Essa gameficação possibilita que o próprio estudo já se torne algo desejável e, de certa forma, divertido. Essa estratégia também pode ser usada para evitar a procrastinação, já que nós nos sentimos estimulados a ganhar cada pequeno desafio. Conforme os pequenos desafios vão se acumulando, nós começamos a perceber o progresso, o que é um grande motivador.
Por fim, outra estratégia para vencer a procrastinação é fazer “só por 5 minutinhos”. Muitas vezes nós estamos com preguiça de estudar por 2 ou 3 horas, mas topamos só por 5 minutos.

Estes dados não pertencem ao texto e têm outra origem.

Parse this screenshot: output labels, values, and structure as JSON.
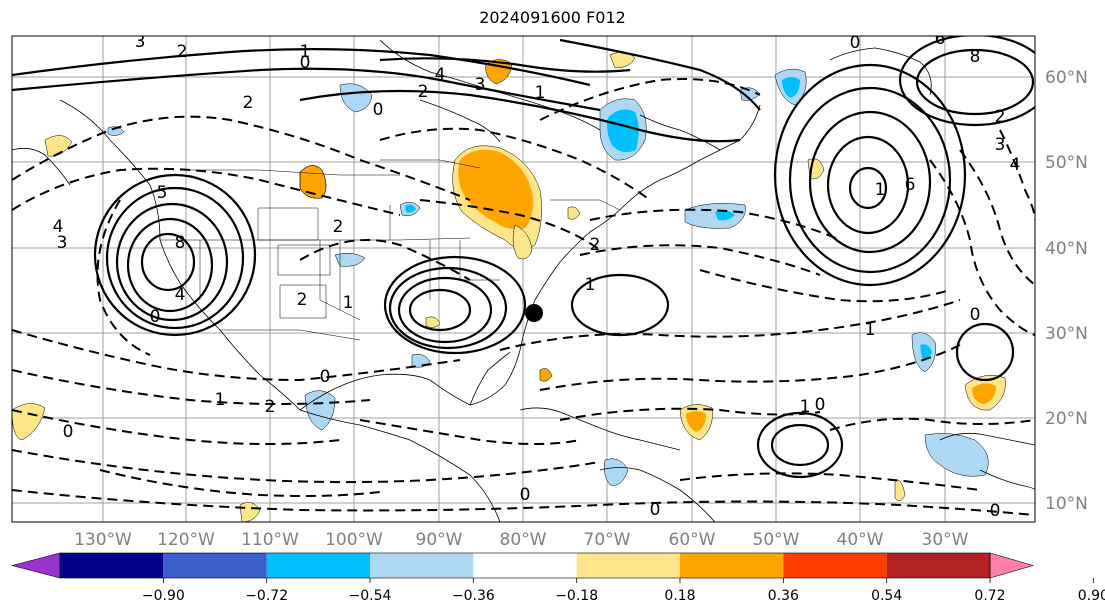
{
  "title": "2024091600 F012",
  "map": {
    "lon_labels": [
      "130°W",
      "120°W",
      "110°W",
      "100°W",
      "90°W",
      "80°W",
      "70°W",
      "60°W",
      "50°W",
      "40°W",
      "30°W"
    ],
    "lat_labels": [
      "60°N",
      "50°N",
      "40°N",
      "30°N",
      "20°N",
      "10°N"
    ],
    "gridlines": true,
    "marker": "filled black circle near US southeast coast"
  },
  "colorbar": {
    "tick_labels": [
      "−0.90",
      "−0.72",
      "−0.54",
      "−0.36",
      "−0.18",
      "0.18",
      "0.36",
      "0.54",
      "0.72",
      "0.90"
    ],
    "colors": [
      "#9a32cd",
      "#00008b",
      "#3a5fcd",
      "#00bfff",
      "#add8f5",
      "#ffffff",
      "#fde68a",
      "#ffa500",
      "#ff3d00",
      "#b22222",
      "#ff7fa8"
    ],
    "extend": "both"
  },
  "contour_labels": [
    {
      "t": "3"
    },
    {
      "t": "2"
    },
    {
      "t": "1"
    },
    {
      "t": "0"
    },
    {
      "t": "4"
    },
    {
      "t": "3"
    },
    {
      "t": "2"
    },
    {
      "t": "1"
    },
    {
      "t": "0"
    },
    {
      "t": "6"
    },
    {
      "t": "8"
    },
    {
      "t": "2"
    },
    {
      "t": "4"
    },
    {
      "t": "3"
    },
    {
      "t": "5"
    },
    {
      "t": "4"
    },
    {
      "t": "8"
    },
    {
      "t": "6"
    },
    {
      "t": "2"
    },
    {
      "t": "1"
    },
    {
      "t": "2"
    },
    {
      "t": "0"
    },
    {
      "t": "1"
    },
    {
      "t": "2"
    },
    {
      "t": "1"
    },
    {
      "t": "2"
    },
    {
      "t": "0"
    },
    {
      "t": "0"
    },
    {
      "t": "0"
    },
    {
      "t": "1"
    },
    {
      "t": "0"
    },
    {
      "t": "0"
    },
    {
      "t": "1"
    },
    {
      "t": "1"
    },
    {
      "t": "0"
    },
    {
      "t": "3"
    },
    {
      "t": "4"
    },
    {
      "t": "2"
    },
    {
      "t": "0"
    },
    {
      "t": "0"
    }
  ]
}
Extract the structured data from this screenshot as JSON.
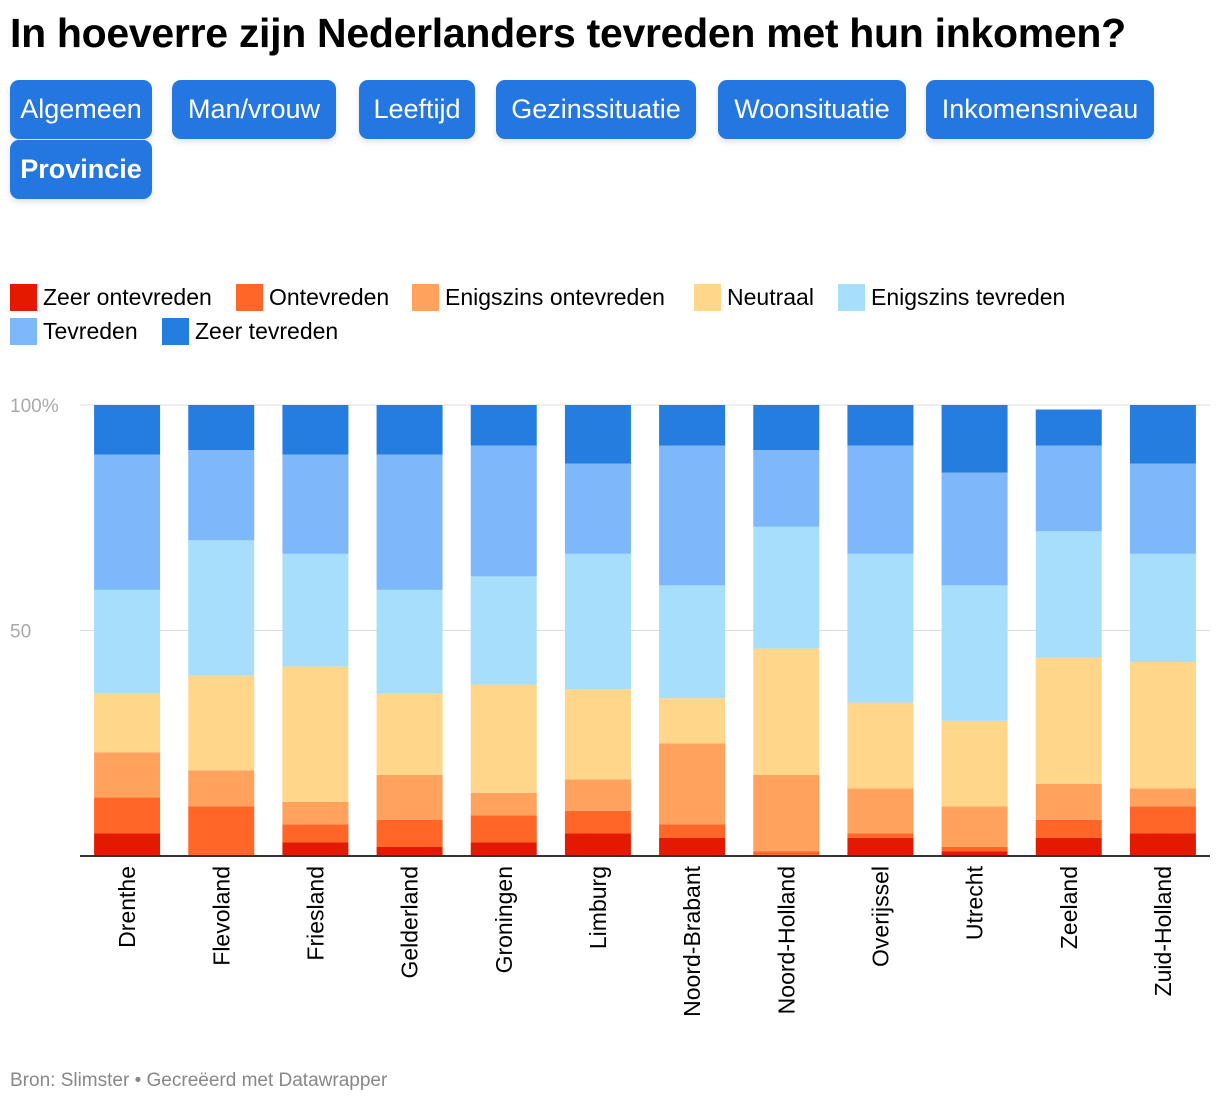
{
  "title": "In hoeverre zijn Nederlanders tevreden met hun inkomen?",
  "tabs": [
    {
      "label": "Algemeen",
      "active": false
    },
    {
      "label": "Man/vrouw",
      "active": false
    },
    {
      "label": "Leeftijd",
      "active": false
    },
    {
      "label": "Gezinssituatie",
      "active": false
    },
    {
      "label": "Woonsituatie",
      "active": false
    },
    {
      "label": "Inkomensniveau",
      "active": false
    },
    {
      "label": "Provincie",
      "active": true
    }
  ],
  "source": "Bron: Slimster • Gecreëerd met Datawrapper",
  "chart_data": {
    "type": "bar",
    "stacked": true,
    "orientation": "vertical",
    "ylim": [
      0,
      100
    ],
    "yticks": [
      {
        "value": 100,
        "label": "100%"
      },
      {
        "value": 50,
        "label": "50"
      }
    ],
    "categories": [
      "Drenthe",
      "Flevoland",
      "Friesland",
      "Gelderland",
      "Groningen",
      "Limburg",
      "Noord-Brabant",
      "Noord-Holland",
      "Overijssel",
      "Utrecht",
      "Zeeland",
      "Zuid-Holland"
    ],
    "series": [
      {
        "name": "Zeer ontevreden",
        "color": "#e31a00",
        "values": [
          5,
          0,
          3,
          2,
          3,
          5,
          4,
          0,
          4,
          1,
          4,
          5
        ]
      },
      {
        "name": "Ontevreden",
        "color": "#ff6628",
        "values": [
          8,
          11,
          4,
          6,
          6,
          5,
          3,
          1,
          1,
          1,
          4,
          6
        ]
      },
      {
        "name": "Enigszins ontevreden",
        "color": "#ffa25e",
        "values": [
          10,
          8,
          5,
          10,
          5,
          7,
          18,
          17,
          10,
          9,
          8,
          4
        ]
      },
      {
        "name": "Neutraal",
        "color": "#ffd68a",
        "values": [
          13,
          21,
          30,
          18,
          24,
          20,
          10,
          28,
          19,
          19,
          28,
          28
        ]
      },
      {
        "name": "Enigszins tevreden",
        "color": "#a6defc",
        "values": [
          23,
          30,
          25,
          23,
          24,
          30,
          25,
          27,
          33,
          30,
          28,
          24
        ]
      },
      {
        "name": "Tevreden",
        "color": "#7fb8fa",
        "values": [
          30,
          20,
          22,
          30,
          29,
          20,
          31,
          17,
          24,
          25,
          19,
          20
        ]
      },
      {
        "name": "Zeer tevreden",
        "color": "#257de0",
        "values": [
          11,
          10,
          11,
          11,
          9,
          13,
          9,
          10,
          9,
          15,
          8,
          13
        ]
      }
    ]
  }
}
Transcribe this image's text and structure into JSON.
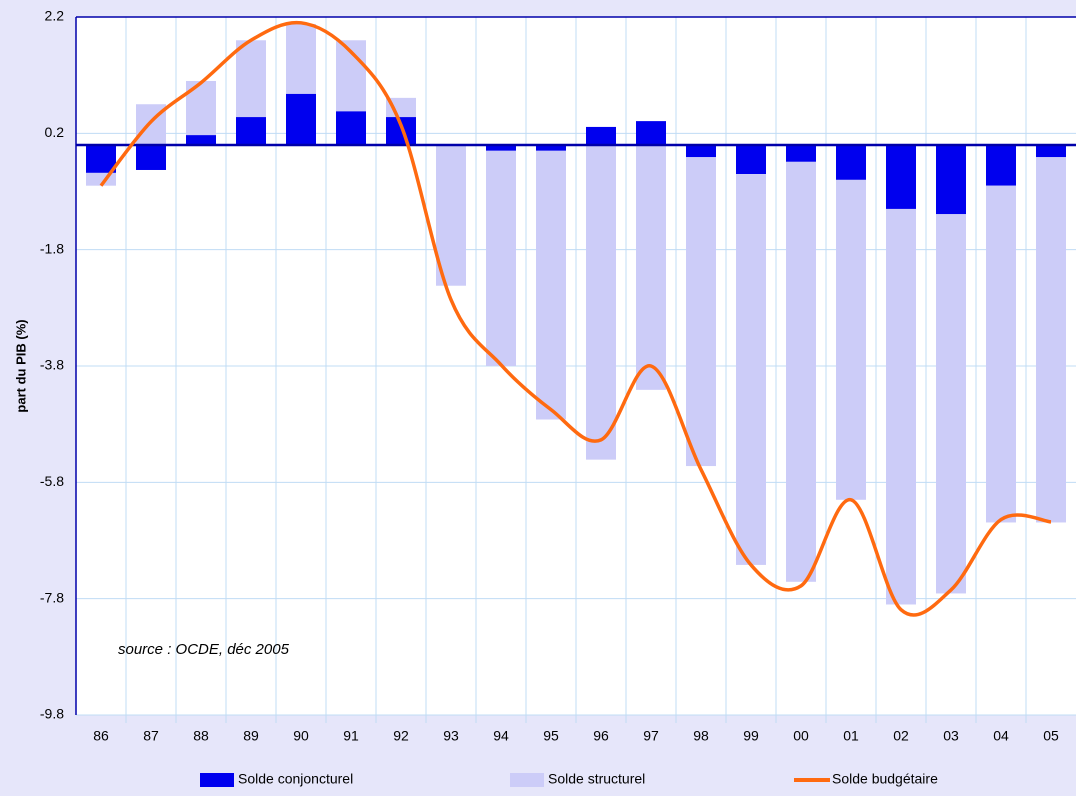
{
  "chart_data": {
    "type": "bar_line",
    "y_axis_label": "part du PIB (%)",
    "annotation": "source : OCDE, déc 2005",
    "categories": [
      "86",
      "87",
      "88",
      "89",
      "90",
      "91",
      "92",
      "93",
      "94",
      "95",
      "96",
      "97",
      "98",
      "99",
      "00",
      "01",
      "02",
      "03",
      "04",
      "05"
    ],
    "series": [
      {
        "name": "Solde conjoncturel",
        "type": "bar",
        "color": "#0000ee",
        "values": [
          -0.48,
          -0.43,
          0.17,
          0.48,
          0.88,
          0.58,
          0.48,
          0,
          -0.1,
          -0.1,
          0.31,
          0.41,
          -0.21,
          -0.5,
          -0.29,
          -0.6,
          -1.1,
          -1.19,
          -0.7,
          -0.21
        ]
      },
      {
        "name": "Solde structurel",
        "type": "bar",
        "color": "#ccccf8",
        "values": [
          -0.22,
          0.7,
          0.93,
          1.32,
          1.2,
          1.22,
          0.33,
          -2.42,
          -3.7,
          -4.62,
          -5.41,
          -4.21,
          -5.31,
          -6.72,
          -7.22,
          -5.5,
          -6.8,
          -6.52,
          -5.79,
          -6.28
        ]
      },
      {
        "name": "Solde budgétaire",
        "type": "line",
        "color": "#ff6a10",
        "values": [
          -0.7,
          0.4,
          1.07,
          1.8,
          2.1,
          1.6,
          0.34,
          -2.66,
          -3.78,
          -4.55,
          -5.07,
          -3.8,
          -5.58,
          -7.22,
          -7.58,
          -6.1,
          -7.99,
          -7.65,
          -6.44,
          -6.48
        ]
      }
    ],
    "ylim": [
      -9.8,
      2.2
    ],
    "yticks": [
      2.2,
      0.2,
      -1.8,
      -3.8,
      -5.8,
      -7.8,
      -9.8
    ],
    "grid": true,
    "legend": "bottom"
  }
}
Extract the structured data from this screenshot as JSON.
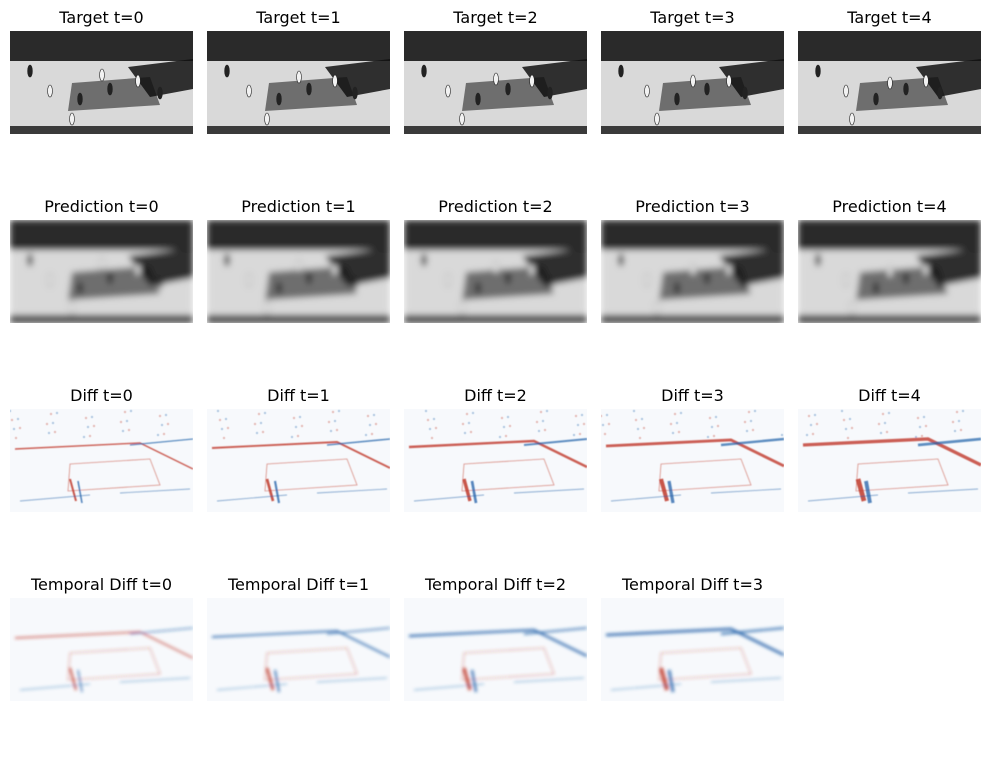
{
  "rows": [
    {
      "kind": "target",
      "titles": [
        "Target t=0",
        "Target t=1",
        "Target t=2",
        "Target t=3",
        "Target t=4"
      ]
    },
    {
      "kind": "prediction",
      "titles": [
        "Prediction t=0",
        "Prediction t=1",
        "Prediction t=2",
        "Prediction t=3",
        "Prediction t=4"
      ]
    },
    {
      "kind": "diff",
      "titles": [
        "Diff t=0",
        "Diff t=1",
        "Diff t=2",
        "Diff t=3",
        "Diff t=4"
      ]
    },
    {
      "kind": "temporal",
      "titles": [
        "Temporal Diff t=0",
        "Temporal Diff t=1",
        "Temporal Diff t=2",
        "Temporal Diff t=3"
      ]
    }
  ],
  "colors": {
    "background": "#ffffff",
    "court_light": "#d9d9d9",
    "court_paint": "#6e6e6e",
    "crowd_dark": "#2a2a2a",
    "diff_positive": "#c0392b",
    "diff_negative": "#1f5fa8"
  }
}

Mas quando iniciamos a atividade, nosso cérebro ativa o “modo estudos”, e fica muito mais fácil da gente se manter nessa atividade depois dos 5 minutos iniciais. O difícil, na maior parte das vezes, é começar.
Características dos aprovados
Clube do Português: Na sua experiência com seus mentorados, quais as características indispensáveis daqueles que alcançam a aprovação?
Simone Lemos: Além das características clássicas como organização, disciplina, determinação, adiamento do prazer, etc, eu diria que eles têm uma boa dose de resignação em relação às dificuldades inerentes a esta fase. Ou seja, eles sabem que é um momento de sacrifícios, mas aceitam passar por isso. Eu também os vejo sendo muito proativos.
Eles vão atrás dos melhores materiais, buscam informações, fazem pesquisa, devoram livros, fazem milhares de questões, etc. Outra característica fundamental é a autocrítica. Saber se está aprendendo ou não, se está procrastinando, se está evoluindo. Eles se preocupam em não se enganar.
Ainda, eles adquirem um bom autoconhecimento durante o processo: descobrem os métodos que funcionam ou não para eles, os tipos de materiais mais adequados, os horários em que rendem melhor, o próprio ritmo, os limites, o equilíbrio entre os estudos e a vida, etc. Por fim, eu diria que eles são bastante resilientes. Sentem as tristezas pelos percalços no caminho, mas se recompõem e voltam à jornada.